Indem ich die Möglichkeit des Misslingens akzeptiere, habe ich mehr Mut, Dinge zu probieren. Und je mehr ich probiere, desto öfter erlebe ich das Gelingen, desto mehr erfahre ich mich als tätigen, nach meinen Wünschen und Zielen lebenden Menschen. Auf diese Weise entfalte ich mich mehr und mehr als mich selbst. Es ist wichtig, dabei immer wieder darauf zu vertrauen, dass ich auch mit einem Misslingen umgehen könnte – Selbstvertrauen heisst das Zauberwort. Die gute Nachricht: Man kann es lernen. In kleinen Schritten, indem bei jedem gelungenen Versuch ein wenig dazu kommt, ebenso bei jedem misslungenen, den man überlebt und sogar gut überstanden hat.
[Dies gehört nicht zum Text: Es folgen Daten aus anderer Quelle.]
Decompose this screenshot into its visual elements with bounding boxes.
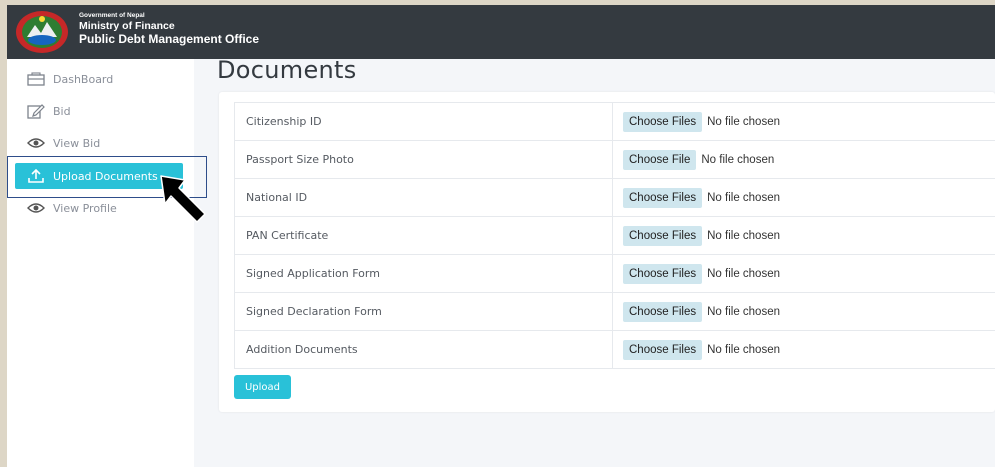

Bevor ich also das nächste Mal sage: „Das kann ich eh nicht, ich bin nicht gut genug“, denke ich besser an all die Male zurück, an denen was gelang oder sich als nicht so schlimm herausstellte beim Misslingen. Und dann denke ich: „Ich will es versuchen, weil es mir wichtig ist. Und ich glaube daran, dass es gut kommt, egal wie.“ Frei nach Buddha:

„Wir sind, was wir denken. Alles, was wir sind, entsteht aus unseren Gedanken. Mit unseren Gedanken formen wir die Welt.“

Und dann gehe ich ans Werk, traue es mir zu. Und ich erfahre, dass ich in der Lage bin, Dinge anzugehen, dass ich etwas bewirken kann. Und vielleicht sage ich dann bald ganz leise zu mir selbst: „Ich liebe mich – weil ich bin, wie ich bin, und weil ich mir vertraue, so dass ich auch so sein darf.“ Vielleicht gelingt es nicht immer, es ist ein Weg, der immer und immer wieder gegangen werden will – aber der Weg lohnt sich.